Холмс досказал остальное:

— Дженнисона нашел пьяница, который изредка ночует в покинутом форту. Бродяга оставался там в понедельник, и все было как обычно. Он воротился в среду и увидал этот ужас. С перепугу молчал до следующего дня — то бишь до нынешнего. В последний раз Дженнисона видели во вторник после полудня, в ту ночь он не спал в своей постели. Полиция допросила всех, кого смогла сыскать. Портовая проститутка говорит, что видала во вторник вечером, как некто появился из тумана. Она сперва пошла за ним — полагаю, как того велит ее профессия, — но лишь до церкви, а далее ей неизвестно, в какую сторону он свернул.

— Стало быть, Дженнисона убили во вторник ночью. Однако полиция нашла тело лишь в четверг, — сказал Филдс. — Но Холмс, вы сказали, он был еще… такое возможно столь долгое время?..

— Оно… он… был убит во вторник, и еще жил, когда я появился сегодня утром. Да, ибо тело билось в таких конвульсиях, что, даже испив из Леты все до последней капли, я не забуду того зрелища! — отчаянно воскликнул Холмс. — Несчастного Дженнисона изувечили, не оставив ни единого шанса выжить — это очевидно — однако связали и иссекли так, чтоб он медленно терял кровь, а вместе с нею жизнь.
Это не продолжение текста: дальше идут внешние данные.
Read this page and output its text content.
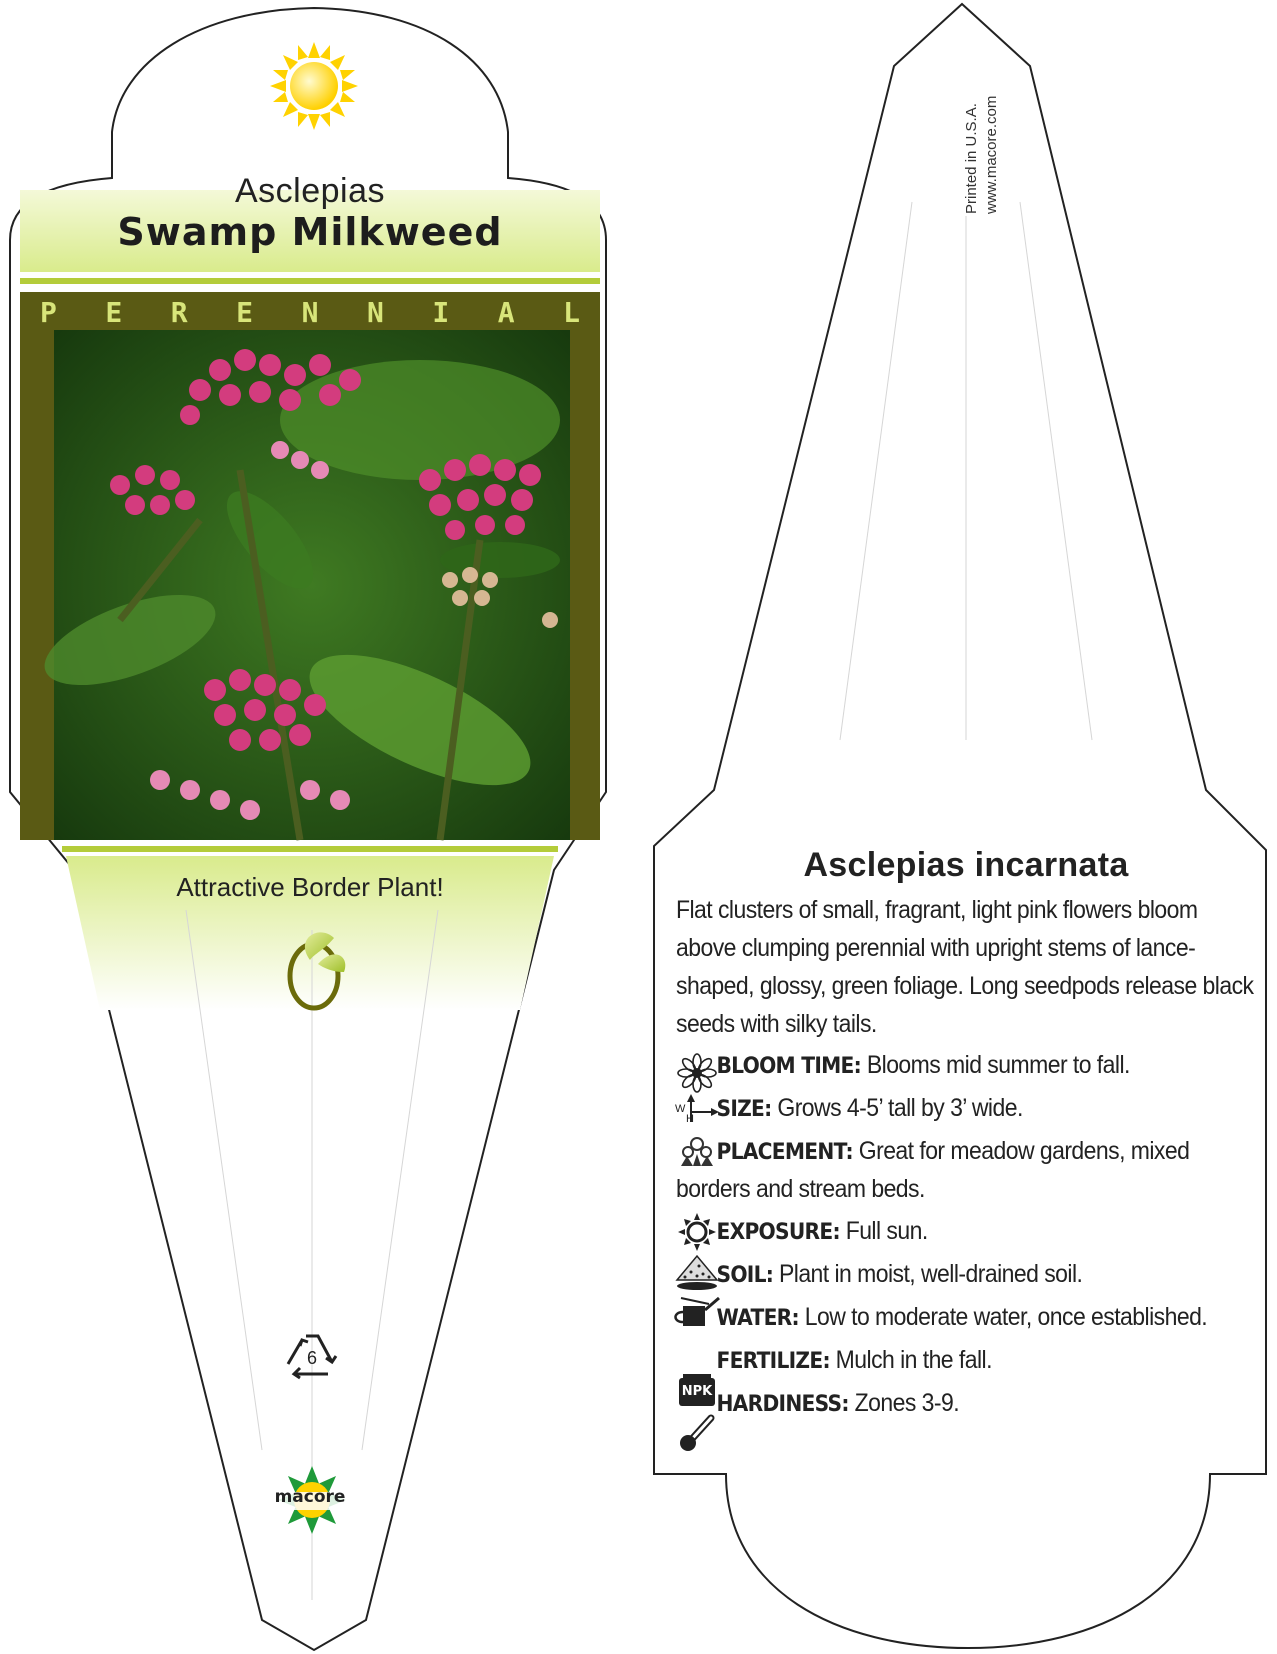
NPK
W
H
Asclepias
Swamp Milkweed
P E R E N N I A L
Attractive Border Plant!
6
macore
Printed in U.S.A. www.macore.com
Asclepias incarnata

Flat clusters of small, fragrant, light pink flowers bloom above clumping perennial with upright stems of lance-shaped, glossy, green foliage. Long seedpods release black seeds with silky tails.

BLOOM TIME: Blooms mid summer to fall.
SIZE: Grows 4-5’ tall by 3’ wide.
PLACEMENT: Great for meadow gardens, mixed borders and stream beds.
EXPOSURE: Full sun.
SOIL: Plant in moist, well-drained soil.
WATER: Low to moderate water, once established.
FERTILIZE: Mulch in the fall.
HARDINESS: Zones 3-9.
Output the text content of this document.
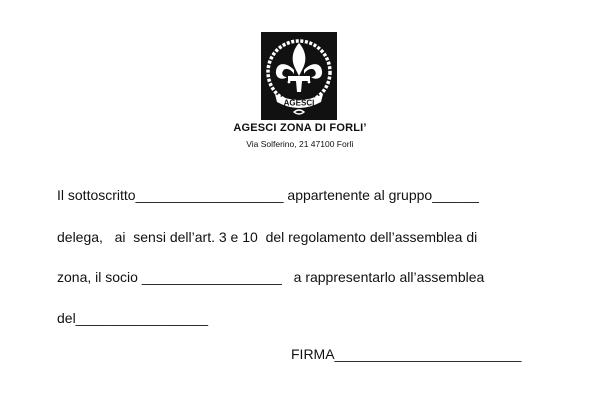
AGESCI
AGESCI ZONA DI FORLI’
Via Solferino, 21 47100 Forlì
Il sottoscritto___________________ appartenente al gruppo______
delega,   ai  sensi dell’art. 3 e 10  del regolamento dell’assemblea di
zona, il socio __________________   a rappresentarlo all’assemblea
del_________________
FIRMA________________________
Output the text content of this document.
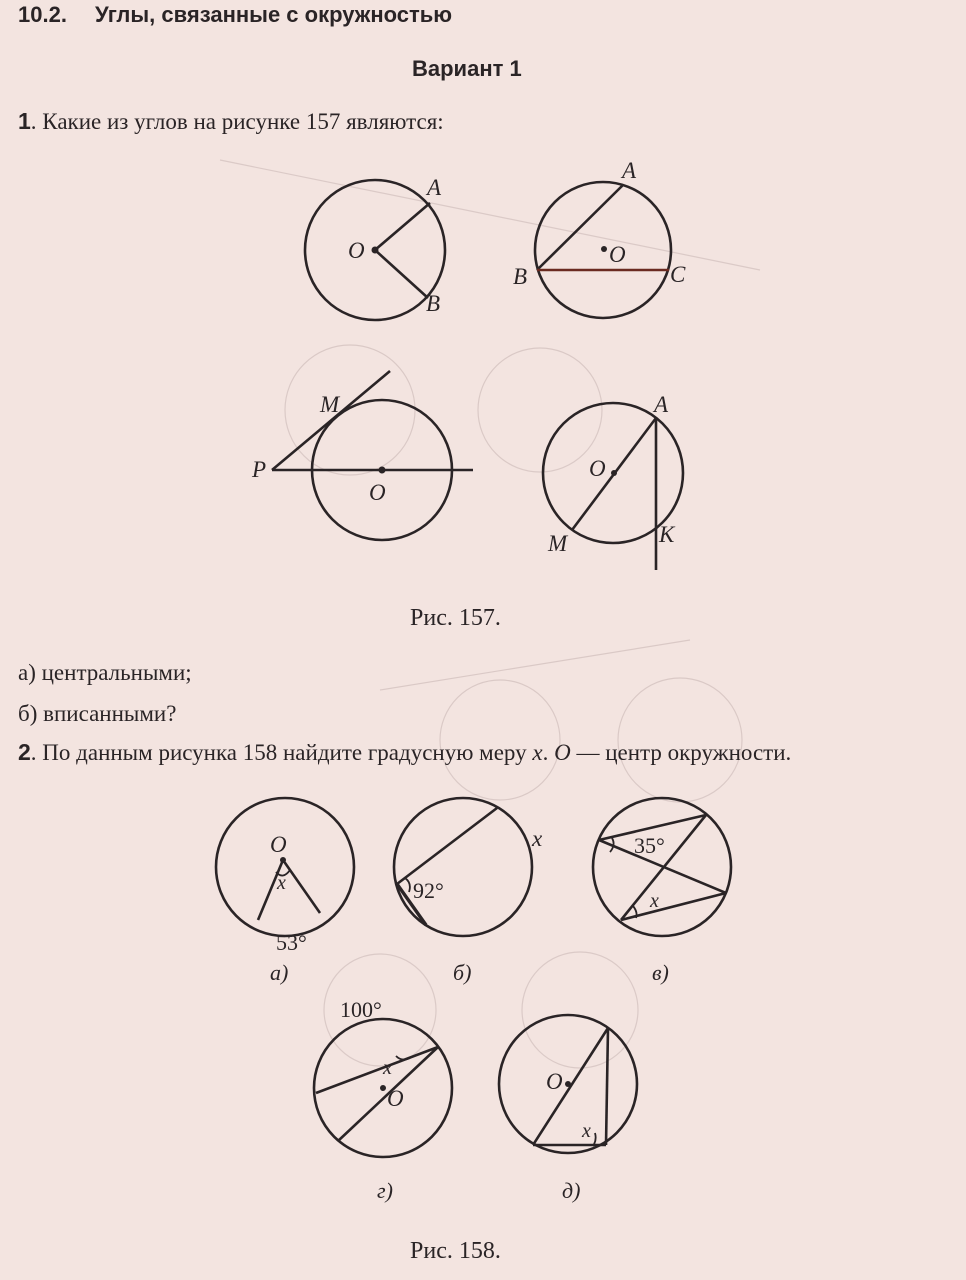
10.2. Углы, связанные с окружностью
Вариант 1
1. Какие из углов на рисунке 157 являются:
A
O
B
A
O
B	C
M
P
O
A
O
M	K
Рис. 157.
O
x
53°
а)
x
92°
б)
35°
x
в)
100°
x
O
г)
O
x
д)
Рис. 158.
а) центральными;
б) вписанными?
2. По данным рисунка 158 найдите градусную меру x. O — центр окружности.
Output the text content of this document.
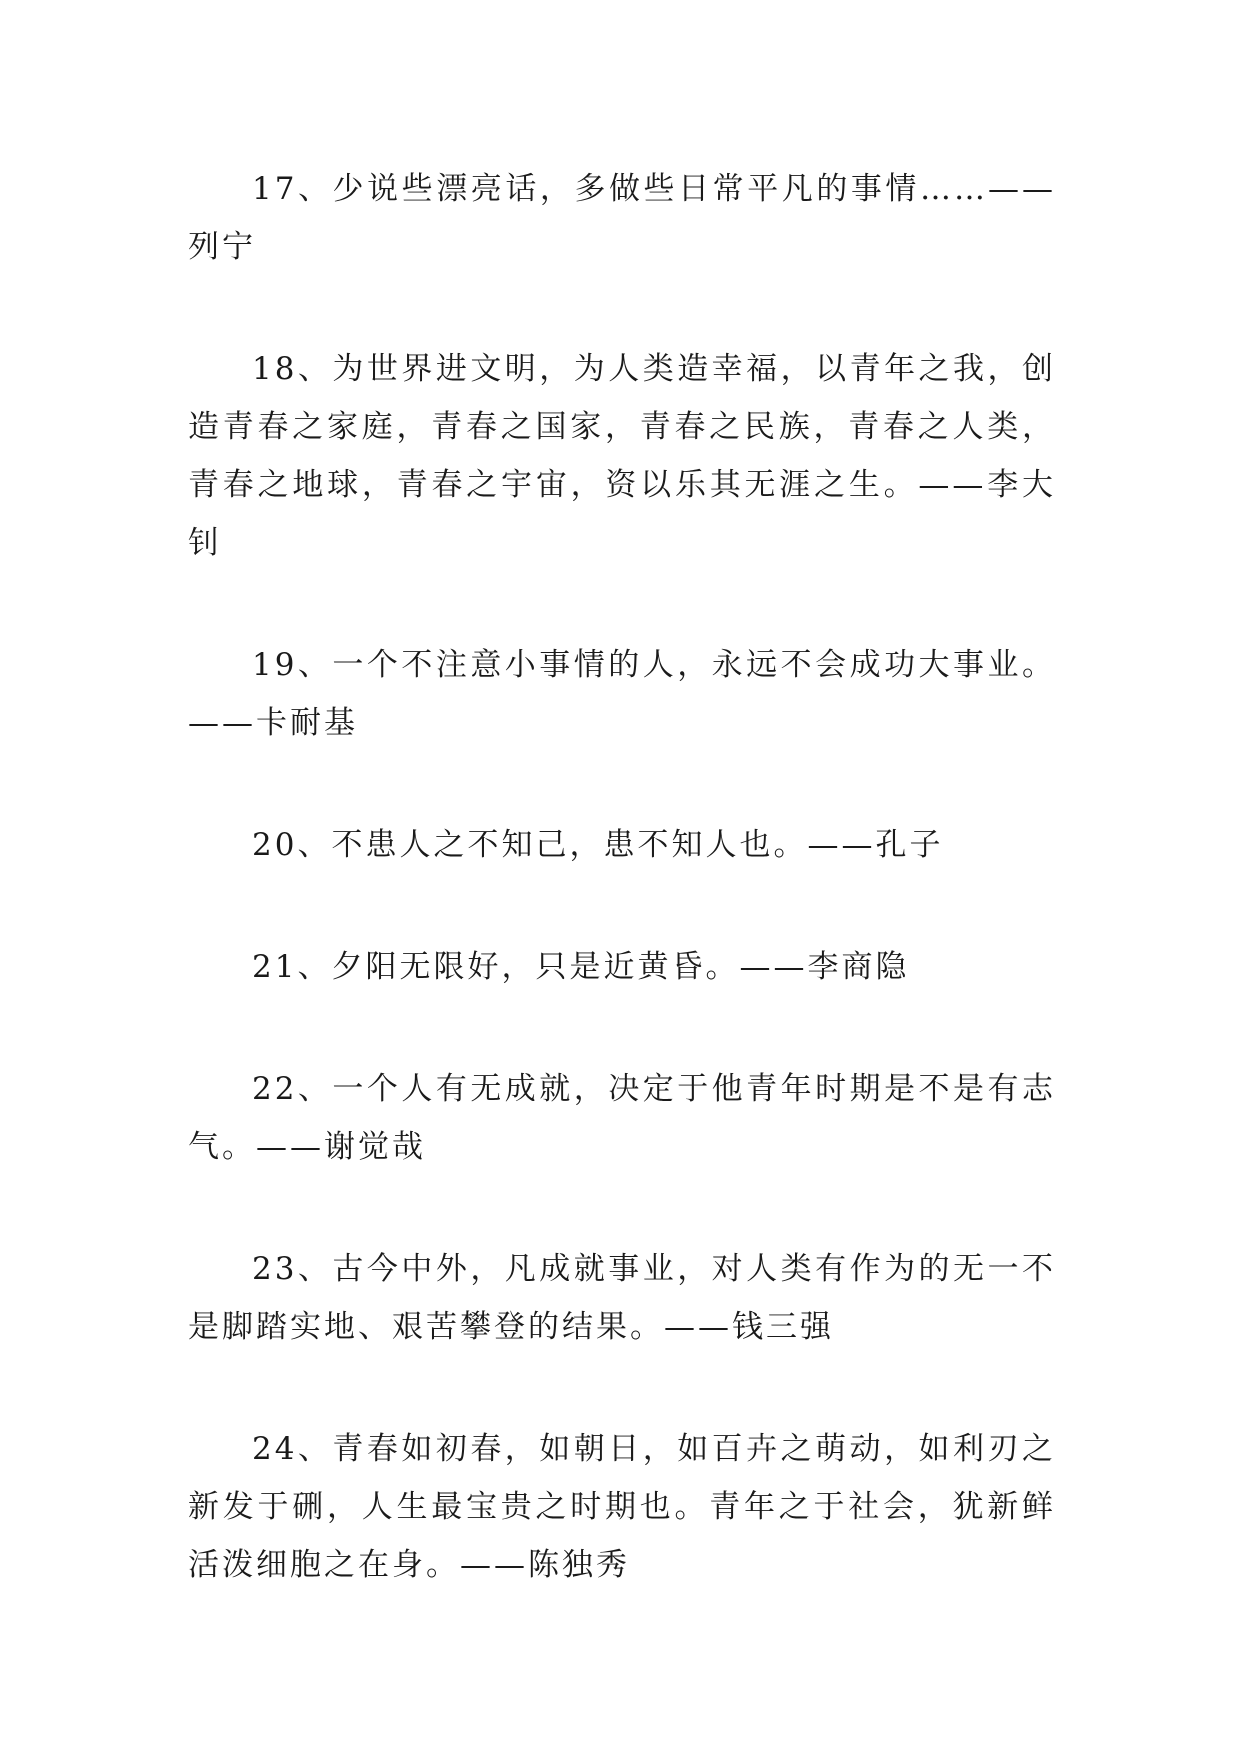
17、少说些漂亮话，多做些日常平凡的事情……——列宁

18、为世界进文明，为人类造幸福，以青年之我，创造青春之家庭，青春之国家，青春之民族，青春之人类，青春之地球，青春之宇宙，资以乐其无涯之生。——李大钊

19、一个不注意小事情的人，永远不会成功大事业。——卡耐基

20、不患人之不知己，患不知人也。——孔子

21、夕阳无限好，只是近黄昏。——李商隐

22、一个人有无成就，决定于他青年时期是不是有志气。——谢觉哉

23、古今中外，凡成就事业，对人类有作为的无一不是脚踏实地、艰苦攀登的结果。——钱三强

24、青春如初春，如朝日，如百卉之萌动，如利刃之新发于硎，人生最宝贵之时期也。青年之于社会，犹新鲜活泼细胞之在身。——陈独秀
С тем же успехом можно инспектировать пятого июля остатки от фейерверка — однако я отметил, что не был поврежден ни один жизненно важный орган. В столь дикой резне столь тонкое искусство — человек, его производивший, должен быть близко знаком с внутренними ранами, возможно, это сделал врач, — тускло добавил он, — острым и длинным ножом. Наш Люцифер произвел над Дженнисоном свое возмездие через страдание, самое точное свое contrapasso. Шевеление, каковому я стал свидетелем, не было жизнью, мой дорогой Филдс, а всего лишь последним спазмом умирающих нервов. Момент гротеска, как и все, измышленное Данте. Смерть стала бы подарком.

— Но жить два дня после таких ран, — настаивал Филдс. — Что я хочу сказать… в медицинском смысле… помилуйте, это невозможно!

— Существование в этом случае означает незавершенную смерть, но никак не частичную жизнь — оно ловушка меж смертью и жизнью. Имей я тысячу языков, я и тогда не решился бы описать его мучения!

— Но отчего Дженнисон был наказан как Зачинщик Раздора? — Лоуэлл изо всех сил старался держаться отвлеченного наукообразного тона. — Кого обнаруживает Данте в сем адском круге? Магомета, Бертрана де Борна — злобного советчика, разлучившего короля и принца, отца и сына, как прежде Авессалома и Давида — сии грешники разламывали изнутри религии и семьи. Но отчего Финеас Дженнисон?

— Несмотря на все старания, мы не ответили на подобный вопрос также и в отношении Элиши Тальбота, мой дорогой Лоуэлл, — сказал Лонгфелло. — Симония в тысячу долларов — за что? Два contrapasso, два невидимых греха. У Данте было преимущество — он мог расспросить самих грешников о том, что привело их в Ад.

— Не вы ли близко сходились с Дженнисоном? — Филдс спросил Лоуэлла. — И вы ничего не можете предположить?